On the same day, the stock dropped 54%. Since then, shares are back up 43%. So, what caused this massive price drop, and how should investors view SunPower going forward?
SunPower halts major operations
On July 18th, SunPower sent an email to its dealers that devastated its stock price. It said it would no longer be selling products under lease or power purchase agreements.
Essentially, the firm will no longer allow customers to buy solar panels under a financing agreement. We don’t know what percentage of SunPower’s sales use these agreements, but it's likely similar to the industry.
The U.S. Department of Energy says 85% of residential solar systems use financing . Thus, SunPower cut its potential revenue by around 85% with this announcement. Reducing revenue to this level essentially ensures the company will never make money.
As solar is a capital-intensive industry, building economies of scale is essential to achieving profitability. Doing this requires increasing, not decreasing, the number of products sold.
Analysts cut price targets
Considering this, it makes sense that the stock lost over half its value the next day. Guggenheim analyst Joseph Osha cut his price target to $0. He believes this “marks the end” of SunPower as a business and that the stock will likely delist.
Osha isn’t the only analyst deeply pessimistic about the firm; Goldman Sachs and Mizuho both dropped their targets to $0.50. Others ended their coverage of the stock completely.
Sunpower's financial results and industry developments
An announcement like this was possible considering SunPower’s recent financial results. Nationwide, solar installations grew by 16% in 2023. In the same year, SunPower saw its revenues decline by 3%, and its gross profit decline by 34%.

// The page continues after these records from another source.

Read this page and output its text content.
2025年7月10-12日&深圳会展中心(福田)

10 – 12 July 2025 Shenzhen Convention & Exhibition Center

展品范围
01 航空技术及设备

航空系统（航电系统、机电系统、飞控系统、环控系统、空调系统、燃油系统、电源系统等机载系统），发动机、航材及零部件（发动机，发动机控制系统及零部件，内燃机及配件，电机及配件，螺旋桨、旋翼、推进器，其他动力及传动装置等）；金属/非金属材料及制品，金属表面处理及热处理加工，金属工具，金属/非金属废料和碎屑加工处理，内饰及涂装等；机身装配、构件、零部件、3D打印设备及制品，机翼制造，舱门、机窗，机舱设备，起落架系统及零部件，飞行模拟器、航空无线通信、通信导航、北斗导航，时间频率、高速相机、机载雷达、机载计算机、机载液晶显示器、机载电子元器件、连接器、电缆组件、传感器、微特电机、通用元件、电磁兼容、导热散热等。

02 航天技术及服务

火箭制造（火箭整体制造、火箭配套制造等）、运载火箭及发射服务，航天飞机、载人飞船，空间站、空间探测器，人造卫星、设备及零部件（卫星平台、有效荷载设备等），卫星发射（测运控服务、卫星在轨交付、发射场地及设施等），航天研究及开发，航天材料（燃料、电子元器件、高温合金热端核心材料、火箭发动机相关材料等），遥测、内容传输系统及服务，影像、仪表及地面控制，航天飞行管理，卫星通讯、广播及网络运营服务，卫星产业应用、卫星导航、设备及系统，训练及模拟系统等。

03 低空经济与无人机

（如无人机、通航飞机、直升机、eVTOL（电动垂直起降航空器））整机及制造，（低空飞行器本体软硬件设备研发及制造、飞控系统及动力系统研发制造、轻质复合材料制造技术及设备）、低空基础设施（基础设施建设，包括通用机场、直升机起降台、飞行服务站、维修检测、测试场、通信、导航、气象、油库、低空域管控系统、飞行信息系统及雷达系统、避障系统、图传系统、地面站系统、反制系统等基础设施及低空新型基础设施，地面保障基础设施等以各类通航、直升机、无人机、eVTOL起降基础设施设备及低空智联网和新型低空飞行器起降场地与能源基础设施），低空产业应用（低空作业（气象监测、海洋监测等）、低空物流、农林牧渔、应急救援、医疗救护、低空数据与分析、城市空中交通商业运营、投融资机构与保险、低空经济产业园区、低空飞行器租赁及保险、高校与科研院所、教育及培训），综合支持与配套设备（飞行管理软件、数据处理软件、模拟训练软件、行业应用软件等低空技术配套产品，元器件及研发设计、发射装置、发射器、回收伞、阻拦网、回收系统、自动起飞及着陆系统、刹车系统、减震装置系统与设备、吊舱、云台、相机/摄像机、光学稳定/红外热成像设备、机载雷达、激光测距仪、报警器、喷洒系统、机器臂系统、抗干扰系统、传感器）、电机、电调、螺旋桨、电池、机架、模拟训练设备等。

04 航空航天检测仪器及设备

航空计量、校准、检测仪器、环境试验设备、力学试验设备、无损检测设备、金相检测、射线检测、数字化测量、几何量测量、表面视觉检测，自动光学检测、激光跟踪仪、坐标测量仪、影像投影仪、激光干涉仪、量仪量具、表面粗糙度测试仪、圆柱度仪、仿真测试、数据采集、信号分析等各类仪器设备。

An especially poor Q4, in which revenues dropped 28%, capped this off. The firm lost $115 million, its largest quarterly loss since 2018.
Things are unlikely to improve. With such a high percentage of purchases using financing, higher interest rates have punished the industry. Analysts believe installations will fall 20% in 2024 . Growth might resume in the 5% to 10% range in 2025, but SunPower might not make it that long.

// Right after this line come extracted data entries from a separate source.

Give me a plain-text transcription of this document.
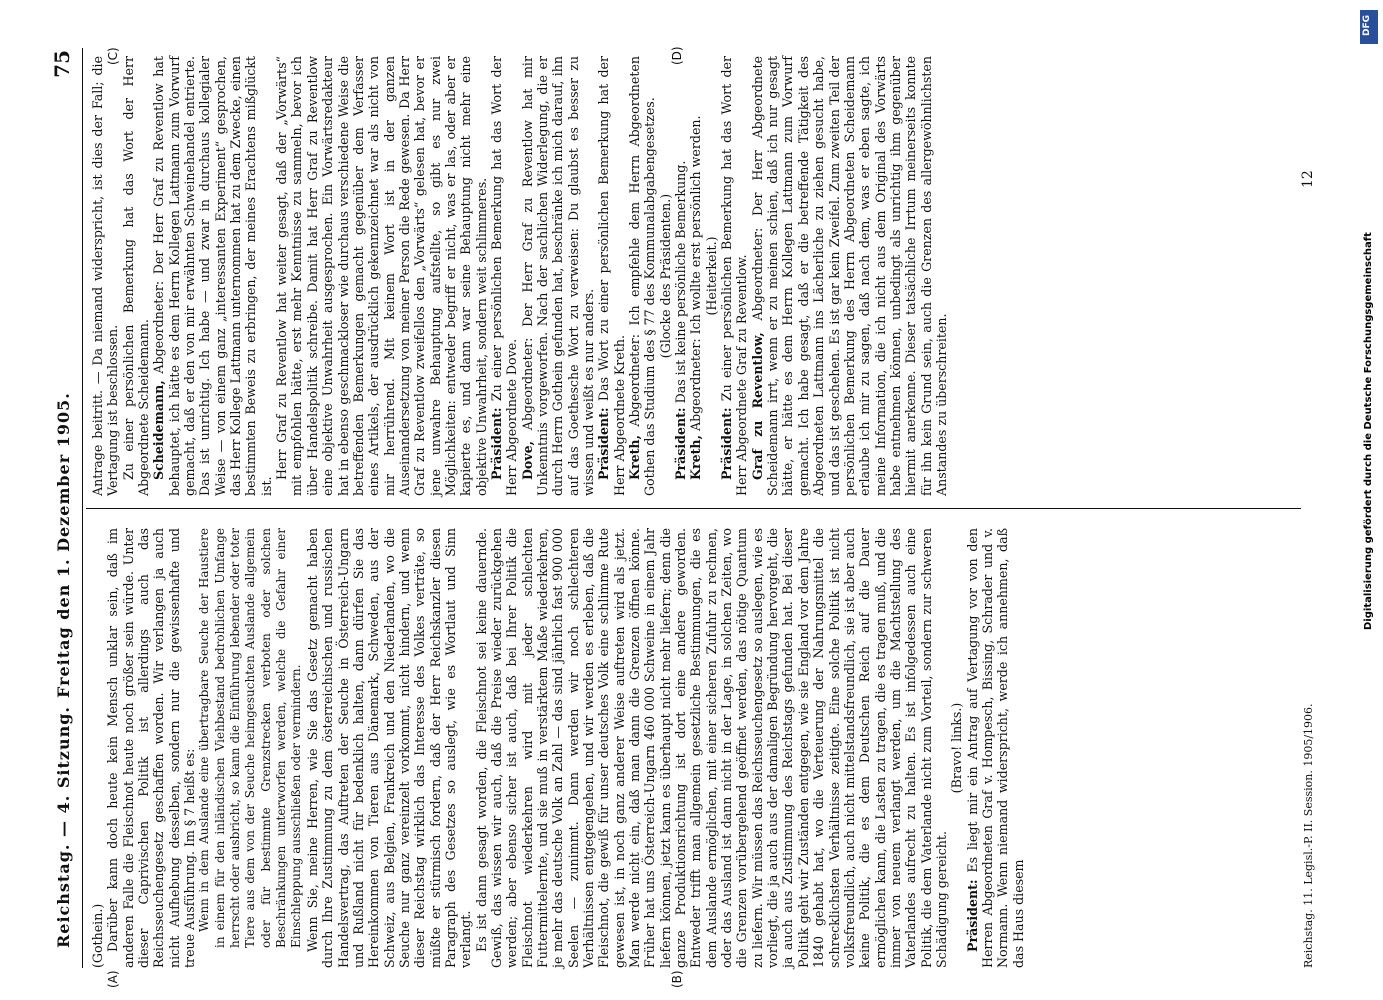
Reichstag. — 4. Sitzung.
Freitag den 1. Dezember 1905.
75
(A)	(B)
(C)	(D)

(Gothein.) Darüber kann doch heute kein Mensch unklar sein, daß im anderen Falle die Fleischnot heute noch größer sein würde. Unter dieser Caprivischen Politik ist allerdings auch das Reichsseuchengesetz geschaffen worden. Wir verlangen ja auch nicht Aufhebung desselben, sondern nur die gewissenhafte und treue Ausführung. Im § 7 heißt es: Wenn in dem Auslande eine übertragbare Seuche der Haustiere in einem für den inländischen Viehbestand bedrohlichen Umfange herrscht oder ausbricht, so kann die Einführung lebender oder toter Tiere aus dem von der Seuche heimgesuchten Auslande allgemein oder für bestimmte Grenzstrecken verboten oder solchen Beschränkungen unterworfen werden, welche die Gefahr einer Einschleppung ausschließen oder vermindern. Wenn Sie, meine Herren, wie Sie das Gesetz gemacht haben durch Ihre Zustimmung zu dem österreichischen und russischen Handelsvertrag, das Auftreten der Seuche in Österreich-Ungarn und Rußland nicht für bedenklich halten, dann dürfen Sie das Hereinkommen von Tieren aus Dänemark, Schweden, aus der Schweiz, aus Belgien, Frankreich und den Niederlanden, wo die Seuche nur ganz vereinzelt vorkommt, nicht hindern, und wenn dieser Reichstag wirklich das Interesse des Volkes verträte, so müßte er stürmisch fordern, daß der Herr Reichskanzler diesen Paragraph des Gesetzes so auslegt, wie es Wortlaut und Sinn verlangt. Es ist dann gesagt worden, die Fleischnot sei keine dauernde. Gewiß, das wissen wir auch, daß die Preise wieder zurückgehen werden; aber ebenso sicher ist auch, daß bei Ihrer Politik die Fleischnot wiederkehren wird mit jeder schlechten Futtermittelernte, und sie muß in verstärktem Maße wiederkehren, je mehr das deutsche Volk an Zahl — das sind jährlich fast 900 000 Seelen — zunimmt. Dann werden wir noch schlechteren Verhältnissen entgegengehen, und wir werden es erleben, daß die Fleischnot, die gewiß für unser deutsches Volk eine schlimme Rute gewesen ist, in noch ganz anderer Weise auftreten wird als jetzt. Man werde nicht ein, daß man dann die Grenzen öffnen könne. Früher hat uns Österreich-Ungarn 460 000 Schweine in einem Jahr liefern können, jetzt kann es überhaupt nicht mehr liefern; denn die ganze Produktionsrichtung ist dort eine andere geworden. Entweder trifft man allgemein gesetzliche Bestimmungen, die es dem Auslande ermöglichen, mit einer sicheren Zufuhr zu rechnen, oder das Ausland ist dann nicht in der Lage, in solchen Zeiten, wo die Grenzen vorübergehend geöffnet werden, das nötige Quantum zu liefern. Wir müssen das Reichsseuchengesetz so auslegen, wie es vorliegt, die ja auch aus der damaligen Begründung hervorgeht, die ja auch aus Zustimmung des Reichstags gefunden hat. Bei dieser Politik geht wir Zuständen entgegen, wie sie England vor dem Jahre 1840 gehabt hat, wo die Verteuerung der Nahrungsmittel die schrecklichsten Verhältnisse zeitigte. Eine solche Politik ist nicht volksfreundlich, auch nicht mittelstandsfreundlich, sie ist aber auch keine Politik, die es dem Deutschen Reich auf die Dauer ermöglichen kann, die Lasten zu tragen, die es tragen muß, und die immer von neuem verlangt werden, um die Machtstellung des Vaterlandes aufrecht zu halten. Es ist infolgedessen auch eine Politik, die dem Vaterlande nicht zum Vorteil, sondern zur schweren Schädigung gereicht.

(Bravo! links.)

Präsident: Es liegt mir ein Antrag auf Vertagung vor von den Herren Abgeordneten Graf v. Hompesch, Bissing, Schrader und v. Normann. Wenn niemand widerspricht, werde ich annehmen, daß das Haus diesem

Antrage beitritt. — Da niemand widerspricht, ist dies der Fall; die Vertagung ist beschlossen. Zu einer persönlichen Bemerkung hat das Wort der Herr Abgeordnete Scheidemann. Scheidemann, Abgeordneter: Der Herr Graf zu Reventlow hat behauptet, ich hätte es dem Herrn Kollegen Lattmann zum Vorwurf gemacht, daß er den von mir erwähnten Schweinehandel entrierte. Das ist unrichtig. Ich habe — und zwar in durchaus kollegialer Weise — von einem ganz „interessanten Experiment“ gesprochen, das Herr Kollege Lattmann unternommen hat zu dem Zwecke, einen bestimmten Beweis zu erbringen, der meines Erachtens mißglückt ist.

Herr Graf zu Reventlow hat weiter gesagt, daß der „Vorwärts“ mit empfohlen hätte, erst mehr Kenntnisse zu sammeln, bevor ich über Handelspolitik schreibe. Damit hat Herr Graf zu Reventlow eine objektive Unwahrheit ausgesprochen. Ein Vorwärtsredakteur hat in ebenso geschmackloser wie durchaus verschiedene Weise die betreffenden Bemerkungen gemacht gegenüber dem Verfasser eines Artikels, der ausdrücklich gekennzeichnet war als nicht von mir herrührend. Mit keinem Wort ist in der ganzen Auseinandersetzung von meiner Person die Rede gewesen. Da Herr Graf zu Reventlow zweifellos den „Vorwärts“ gelesen hat, bevor er jene unwahre Behauptung aufstellte, so gibt es nur zwei Möglichkeiten: entweder begriff er nicht, was er las, oder aber er kapierte es, und dann war seine Behauptung nicht mehr eine objektive Unwahrheit, sondern weit schlimmeres. Präsident: Zu einer persönlichen Bemerkung hat das Wort der Herr Abgeordnete Dove. Dove, Abgeordneter: Der Herr Graf zu Reventlow hat mir Unkenntnis vorgeworfen. Nach der sachlichen Widerlegung, die er durch Herrn Gothein gefunden hat, beschränke ich mich darauf, ihn auf das Goethesche Wort zu verweisen: Du glaubst es besser zu wissen und weißt es nur anders. Präsident: Das Wort zu einer persönlichen Bemerkung hat der Herr Abgeordnete Kreth. Kreth, Abgeordneter: Ich empfehle dem Herrn Abgeordneten Gothen das Studium des § 77 des Kommunalabgabengesetzes. (Glocke des Präsidenten.)

Präsident: Das ist keine persönliche Bemerkung.

Kreth, Abgeordneter: Ich wollte erst persönlich werden. (Heiterkeit.)

Präsident: Zu einer persönlichen Bemerkung hat das Wort der Herr Abgeordnete Graf zu Reventlow. Graf zu Reventlow, Abgeordneter: Der Herr Abgeordnete Scheidemann irrt, wenn er zu meinen schien, daß ich nur gesagt hätte, er hätte es dem Herrn Kollegen Lattmann zum Vorwurf gemacht. Ich habe gesagt, daß er die betreffende Tätigkeit des Abgeordneten Lattmann ins Lächerliche zu ziehen gesucht habe, und das ist geschehen. Es ist gar kein Zweifel. Zum zweiten Teil der persönlichen Bemerkung des Herrn Abgeordneten Scheidemann erlaube ich mir zu sagen, daß nach dem, was er eben sagte, ich meine Information, die ich nicht aus dem Original des Vorwärts habe entnehmen können, unbedingt als unrichtig ihm gegenüber hiermit anerkenne. Dieser tatsächliche Irrtum meinerseits konnte für ihn kein Grund sein, auch die Grenzen des allergewöhnlichsten Anstandes zu überschreiten.

Reichstag. 11. Legisl.-P. II. Session. 1905/1906.
12
DFG
Digitalisierung gefördert durch die Deutsche Forschungsgemeinschaft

California introduced a policy in April 2023 that severely weakens the incentive for residents to install solar panels. When a household’s solar panels produce more electricity than it uses, it can sell that electricity back to the electrical grid.
However, the state reduced the amount homeowners can receive for that electricity by 75%. Data show that this contributed to a decrease in solar installations of 44% from April 2023 to April 2024, versus April 2022 to April 2023.

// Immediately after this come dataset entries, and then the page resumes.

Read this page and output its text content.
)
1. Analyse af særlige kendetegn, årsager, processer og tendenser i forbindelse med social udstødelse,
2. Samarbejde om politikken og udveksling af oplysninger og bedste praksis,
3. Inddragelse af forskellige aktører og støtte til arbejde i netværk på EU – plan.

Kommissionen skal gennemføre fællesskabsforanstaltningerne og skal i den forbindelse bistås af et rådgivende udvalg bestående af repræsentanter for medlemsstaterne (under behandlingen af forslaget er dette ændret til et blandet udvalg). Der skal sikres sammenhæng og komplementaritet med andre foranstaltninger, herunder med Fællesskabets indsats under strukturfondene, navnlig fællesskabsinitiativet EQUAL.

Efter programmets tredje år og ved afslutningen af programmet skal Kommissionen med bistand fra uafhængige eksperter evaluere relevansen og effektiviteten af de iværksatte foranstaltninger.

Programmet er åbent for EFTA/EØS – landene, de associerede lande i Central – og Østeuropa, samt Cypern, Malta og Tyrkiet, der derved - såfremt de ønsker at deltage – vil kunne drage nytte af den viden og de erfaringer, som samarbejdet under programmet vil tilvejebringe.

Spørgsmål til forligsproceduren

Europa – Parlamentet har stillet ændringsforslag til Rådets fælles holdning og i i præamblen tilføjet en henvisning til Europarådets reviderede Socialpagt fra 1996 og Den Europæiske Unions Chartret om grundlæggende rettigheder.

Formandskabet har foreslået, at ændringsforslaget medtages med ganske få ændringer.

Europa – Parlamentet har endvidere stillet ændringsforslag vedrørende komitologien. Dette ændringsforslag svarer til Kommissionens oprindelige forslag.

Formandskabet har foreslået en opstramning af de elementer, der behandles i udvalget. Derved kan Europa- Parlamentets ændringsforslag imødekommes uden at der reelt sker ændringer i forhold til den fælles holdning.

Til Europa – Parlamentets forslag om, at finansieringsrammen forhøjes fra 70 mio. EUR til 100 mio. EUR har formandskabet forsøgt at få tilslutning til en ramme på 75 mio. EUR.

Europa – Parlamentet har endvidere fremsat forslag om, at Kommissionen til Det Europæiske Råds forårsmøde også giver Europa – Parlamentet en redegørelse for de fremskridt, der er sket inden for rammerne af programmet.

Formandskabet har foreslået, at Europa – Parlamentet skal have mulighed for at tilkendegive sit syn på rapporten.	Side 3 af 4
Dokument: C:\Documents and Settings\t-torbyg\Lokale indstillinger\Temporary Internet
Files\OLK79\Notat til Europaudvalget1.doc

We don’t know exactly how much of SunPower’s business comes from California, but it is the only state whose sales it explicitly calls out in financial results. The policy is likely to have a large negative impact on the business.
Sunpower's stock rises the next week
The next week was a different story for the share price; it was up 44%. The source of could be to do with its meme-stock association.
The company’s shares rose around 80% over two days in May this year in a short squeeze ignited by meme stock traders. A similar type of action may have occurred this week by speculative investors.
What's next for SunPower?
SunPower's next scheduled earnings release is on August 6, 2024. It is unknown whether this will actually happen. The company’s auditor, Ernst & Young, ended its relationship with the firm in June. The company is now late on filing several regulatory forms, including its Q1 2024 results.
Given the recency of this relationship ending, it's unlikely the firm will be able to find a new auditor and file its statement on time this quarter. Whenever the firm reports results, they are unlikely to be good. Getting out of the stock now is a prudent decision.